Frankreichs Außenminister Jean-Yves Le Drian, NATO-Generalsekretär Jens Stoltenberg und Bundesaußenminister Heiko Maas | Bildquelle: OLIVIER HOSLET/EPA-EFE/REX

Militärbündnis NATO Maas erntet Zustimmung für Reform-Vorschläge

Stand: 20.11.2019 20:14 Uhr

Außenminister Maas hat sich mit einer Initiative vorgewagt, die NATO zu reformieren. Die Partner sind voll des Lobes. Allerdings wird sich erst Anfang Dezember zeigen, ob Maas mit seinem Vorstoß wirklich Erfolg hat.
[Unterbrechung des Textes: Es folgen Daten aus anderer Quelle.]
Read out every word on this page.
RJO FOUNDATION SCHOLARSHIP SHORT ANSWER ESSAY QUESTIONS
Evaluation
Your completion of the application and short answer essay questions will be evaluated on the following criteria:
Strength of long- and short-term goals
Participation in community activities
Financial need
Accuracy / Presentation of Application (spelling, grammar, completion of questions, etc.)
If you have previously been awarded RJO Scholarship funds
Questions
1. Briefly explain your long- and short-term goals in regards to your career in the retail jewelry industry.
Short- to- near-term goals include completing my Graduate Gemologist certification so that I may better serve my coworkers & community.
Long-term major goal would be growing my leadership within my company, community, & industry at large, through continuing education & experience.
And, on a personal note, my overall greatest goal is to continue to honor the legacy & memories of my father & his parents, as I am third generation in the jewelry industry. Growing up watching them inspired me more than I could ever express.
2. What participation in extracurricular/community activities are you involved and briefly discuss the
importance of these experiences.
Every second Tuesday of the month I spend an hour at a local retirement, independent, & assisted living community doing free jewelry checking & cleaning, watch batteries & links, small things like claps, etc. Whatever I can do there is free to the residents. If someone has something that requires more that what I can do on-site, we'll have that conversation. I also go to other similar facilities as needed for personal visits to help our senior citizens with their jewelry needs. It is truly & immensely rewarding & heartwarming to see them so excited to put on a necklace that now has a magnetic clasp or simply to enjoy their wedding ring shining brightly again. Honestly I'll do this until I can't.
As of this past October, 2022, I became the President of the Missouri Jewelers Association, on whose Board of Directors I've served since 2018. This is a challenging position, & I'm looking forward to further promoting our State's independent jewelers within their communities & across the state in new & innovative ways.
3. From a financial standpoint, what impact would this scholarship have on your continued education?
Von Holger Romann, ARD-Studio Brüssel

Zumindest zwei Gesprächspartner hat Heiko Maas überzeugt: Sein französischer Kollege Jean-Yves Le Drian ließ wissen, auch seine Regierung werde Vorschläge zur "Wiederbelebung" der NATO vorlegen. Die jüngsten Verbalattacken seines Präsidenten wiederholte er nicht. NATO-Generalsekretär Jens Stoltenberg bewertete den deutschen Vorstoß ebenfalls positiv. Vor allem das "starke und klare Bekenntnis" zur Allianz begrüße er sehr, erklärte der Norweger.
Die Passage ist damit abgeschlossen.